Anyways, beyond my pontifications, that night Butler threw us a party full of fun music and colored lights. It was quite enjoyable, though as the night went on and more drinks were consumed there were certainly some interesting dance moves that started to pop up on the floor, this only added to the overall entertainment.


The next morning (Sunday) the some 200 students packed themselves onto a number of coaches and we headed into the town of Llandudno.  Now, Llandudno is an interesting place because of its obsession with Alice in Wonderland. At many sights around the town you could stumble onto a wooden statue of the Mad-Hatter, the Queen of Hearts, the White Rabbit, or even a very scary looking Alice herself. Not only that, but they have an entire park trail dedicated to recreating aspects of wonderland. Paige and I just happened to stumble upon this happy little place when we climbed up a small foot-trail going up a steep hill. We were utterly delighted when we found all the creative statues around the park. Funnily enough though, Llandudno has only a very tenuous connection to Lewis Carroll. If you are interested, you can take a look here.

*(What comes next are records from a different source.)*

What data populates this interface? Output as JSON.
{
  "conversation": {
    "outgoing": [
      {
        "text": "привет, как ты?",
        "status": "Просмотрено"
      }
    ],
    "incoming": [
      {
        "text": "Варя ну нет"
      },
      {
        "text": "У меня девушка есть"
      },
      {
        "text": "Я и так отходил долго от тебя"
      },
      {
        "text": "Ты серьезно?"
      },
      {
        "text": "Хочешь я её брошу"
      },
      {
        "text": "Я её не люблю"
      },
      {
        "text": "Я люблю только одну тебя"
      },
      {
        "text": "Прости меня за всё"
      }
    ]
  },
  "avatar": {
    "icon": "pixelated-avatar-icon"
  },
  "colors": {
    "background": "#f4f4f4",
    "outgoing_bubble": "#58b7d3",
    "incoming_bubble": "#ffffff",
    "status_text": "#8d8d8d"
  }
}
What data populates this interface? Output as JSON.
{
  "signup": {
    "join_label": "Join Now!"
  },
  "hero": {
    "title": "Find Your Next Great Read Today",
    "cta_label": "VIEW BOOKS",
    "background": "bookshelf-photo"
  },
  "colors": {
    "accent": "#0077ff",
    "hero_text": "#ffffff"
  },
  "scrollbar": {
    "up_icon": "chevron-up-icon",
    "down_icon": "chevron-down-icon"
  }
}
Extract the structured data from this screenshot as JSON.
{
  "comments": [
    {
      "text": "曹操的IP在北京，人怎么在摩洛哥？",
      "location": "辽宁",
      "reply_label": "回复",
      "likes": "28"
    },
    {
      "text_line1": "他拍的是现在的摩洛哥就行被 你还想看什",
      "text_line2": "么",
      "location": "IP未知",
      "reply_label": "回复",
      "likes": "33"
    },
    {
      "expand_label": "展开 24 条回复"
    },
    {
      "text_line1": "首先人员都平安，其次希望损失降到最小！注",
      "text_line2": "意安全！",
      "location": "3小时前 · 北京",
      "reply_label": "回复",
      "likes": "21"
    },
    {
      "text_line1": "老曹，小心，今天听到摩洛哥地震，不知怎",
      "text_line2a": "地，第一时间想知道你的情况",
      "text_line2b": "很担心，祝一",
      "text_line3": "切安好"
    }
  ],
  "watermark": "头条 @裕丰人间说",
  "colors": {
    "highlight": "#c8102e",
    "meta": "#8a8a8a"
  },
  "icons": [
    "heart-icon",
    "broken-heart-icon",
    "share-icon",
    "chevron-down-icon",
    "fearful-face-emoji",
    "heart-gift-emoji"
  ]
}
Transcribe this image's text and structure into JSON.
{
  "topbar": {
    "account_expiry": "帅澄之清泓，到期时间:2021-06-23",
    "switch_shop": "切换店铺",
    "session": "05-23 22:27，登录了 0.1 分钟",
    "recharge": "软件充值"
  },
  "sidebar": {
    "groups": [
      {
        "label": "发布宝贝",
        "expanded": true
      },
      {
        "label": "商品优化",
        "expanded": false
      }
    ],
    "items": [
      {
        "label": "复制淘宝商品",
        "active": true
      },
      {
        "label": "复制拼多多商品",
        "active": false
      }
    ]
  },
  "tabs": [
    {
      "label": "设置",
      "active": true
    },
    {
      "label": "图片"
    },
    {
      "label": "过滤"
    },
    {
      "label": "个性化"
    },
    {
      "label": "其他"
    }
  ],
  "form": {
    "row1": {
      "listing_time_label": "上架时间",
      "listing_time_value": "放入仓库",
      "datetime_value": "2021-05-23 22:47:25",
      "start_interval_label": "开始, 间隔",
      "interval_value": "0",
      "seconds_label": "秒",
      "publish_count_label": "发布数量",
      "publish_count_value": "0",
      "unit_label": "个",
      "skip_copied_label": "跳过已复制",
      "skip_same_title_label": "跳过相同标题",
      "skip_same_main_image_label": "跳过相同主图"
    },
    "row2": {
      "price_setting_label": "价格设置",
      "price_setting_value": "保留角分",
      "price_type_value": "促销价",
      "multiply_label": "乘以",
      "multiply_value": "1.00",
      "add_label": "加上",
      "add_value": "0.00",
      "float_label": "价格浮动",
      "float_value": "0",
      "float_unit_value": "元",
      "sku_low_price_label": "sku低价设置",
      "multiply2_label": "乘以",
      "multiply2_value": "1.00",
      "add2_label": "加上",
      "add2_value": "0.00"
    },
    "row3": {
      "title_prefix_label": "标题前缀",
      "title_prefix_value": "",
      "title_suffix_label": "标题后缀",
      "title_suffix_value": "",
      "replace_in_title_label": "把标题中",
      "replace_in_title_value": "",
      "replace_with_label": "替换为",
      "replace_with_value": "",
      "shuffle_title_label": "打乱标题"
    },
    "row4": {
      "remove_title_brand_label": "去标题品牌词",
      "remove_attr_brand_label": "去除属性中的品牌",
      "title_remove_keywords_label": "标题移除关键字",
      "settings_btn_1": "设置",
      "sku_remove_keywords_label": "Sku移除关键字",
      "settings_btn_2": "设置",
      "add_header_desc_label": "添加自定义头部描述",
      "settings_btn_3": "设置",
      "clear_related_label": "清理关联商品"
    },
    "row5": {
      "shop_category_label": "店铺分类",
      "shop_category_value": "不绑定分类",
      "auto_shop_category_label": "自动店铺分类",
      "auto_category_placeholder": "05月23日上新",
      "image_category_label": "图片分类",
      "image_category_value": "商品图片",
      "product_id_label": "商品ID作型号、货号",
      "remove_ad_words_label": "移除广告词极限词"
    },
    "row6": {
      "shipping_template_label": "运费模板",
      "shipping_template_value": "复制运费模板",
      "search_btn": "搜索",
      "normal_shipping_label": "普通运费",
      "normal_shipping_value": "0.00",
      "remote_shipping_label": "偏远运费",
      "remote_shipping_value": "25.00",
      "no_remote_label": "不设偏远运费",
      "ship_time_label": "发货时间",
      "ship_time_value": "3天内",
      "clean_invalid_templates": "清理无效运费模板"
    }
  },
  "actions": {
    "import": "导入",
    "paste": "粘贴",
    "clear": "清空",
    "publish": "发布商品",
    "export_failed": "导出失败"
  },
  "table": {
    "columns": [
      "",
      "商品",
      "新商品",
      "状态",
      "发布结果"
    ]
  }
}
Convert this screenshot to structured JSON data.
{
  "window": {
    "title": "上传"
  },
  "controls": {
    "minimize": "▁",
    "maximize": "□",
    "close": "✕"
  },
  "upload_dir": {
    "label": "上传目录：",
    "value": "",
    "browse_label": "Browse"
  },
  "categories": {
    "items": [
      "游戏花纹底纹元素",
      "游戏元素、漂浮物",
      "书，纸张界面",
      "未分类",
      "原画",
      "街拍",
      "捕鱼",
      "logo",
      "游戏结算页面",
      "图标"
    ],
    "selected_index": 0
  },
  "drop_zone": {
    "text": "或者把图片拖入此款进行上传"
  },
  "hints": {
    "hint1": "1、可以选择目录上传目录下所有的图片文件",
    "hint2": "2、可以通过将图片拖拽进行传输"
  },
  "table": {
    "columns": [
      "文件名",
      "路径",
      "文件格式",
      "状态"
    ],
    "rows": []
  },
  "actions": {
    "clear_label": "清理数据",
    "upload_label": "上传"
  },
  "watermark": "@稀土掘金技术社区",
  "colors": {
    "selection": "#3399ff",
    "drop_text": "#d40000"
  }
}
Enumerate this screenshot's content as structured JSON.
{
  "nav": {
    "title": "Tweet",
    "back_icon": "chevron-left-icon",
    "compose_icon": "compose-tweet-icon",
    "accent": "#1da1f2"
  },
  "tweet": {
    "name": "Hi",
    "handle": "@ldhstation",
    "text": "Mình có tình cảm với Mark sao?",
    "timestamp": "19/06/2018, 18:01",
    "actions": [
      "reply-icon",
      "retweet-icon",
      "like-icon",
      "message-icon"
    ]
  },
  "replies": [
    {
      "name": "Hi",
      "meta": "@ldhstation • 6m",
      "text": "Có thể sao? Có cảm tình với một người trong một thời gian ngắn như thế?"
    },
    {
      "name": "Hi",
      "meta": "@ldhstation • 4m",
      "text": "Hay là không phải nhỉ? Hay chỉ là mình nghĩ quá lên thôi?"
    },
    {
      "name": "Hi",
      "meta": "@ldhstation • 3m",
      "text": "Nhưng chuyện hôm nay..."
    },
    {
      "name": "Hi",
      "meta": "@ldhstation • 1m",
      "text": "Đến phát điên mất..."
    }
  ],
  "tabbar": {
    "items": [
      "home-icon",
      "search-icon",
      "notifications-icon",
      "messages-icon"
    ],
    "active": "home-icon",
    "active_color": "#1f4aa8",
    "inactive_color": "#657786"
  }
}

After we finished looking around the small town, we began our long 6hr(the train was even slower this time) trek back to Bristol.  All in all, it was a very pleasant weekend, but also very tiring. I was oh so happy to get back home.


So, what’s in store next? Well, this coming Wednesday I embark on my grand European adventure! I fly out to Lyon, France to stay with my former highschool teacher, Mrs. Klopp, for a few days. That coming Tuesday, my old friend from highschool, Kathryn, will join me in Lyon and we will initiate our 15day Eurail global pass which will take us around the coast of Italy, into Switzerland, onto the slopes of Austria, up the Romantic road in Germany, into Belgium, and deposit us in Amsterdam. It is going to be a whirlwind experience, and I am so excited! Right now, the thing that is weighing on my mind is how I am going to strategically pack my 44 liter backpack with all the essentials I will need for my two week trip… I am still trying to figure this one out. Right now I am thinking bare essentials in terms of toiletries, only about 3-4 shirts, shorts with active wear tights to compensate for warm and cold weather, and finally my sneakers, and maybe my gray converses…If anyone has any suggestions, I would love to hear them! Well, I’ll take a photo of my bag when it’s all said and done. Worst comes to worst, I’ll come back smelling funny after deciding to ditch my toiletries, or come back with only a few pieces of clothing after donating the rest somewhere.

Also, since my bag is so small and my computer relatively large and heavy, I think I will be leaving it behind. I hope to still be able to update you all about my trip, but it’ll probably be in smaller segments (hopefully more frequently) and without as many photos. All that to say, I’ll be playing this by ear in terms of blogging while I’m backpacking.

Well, I hope you all enjoyed my ramblings, and even if you didn’t, good for you for finishing anyways! I hope you all are blessed and well! Have a lovely day!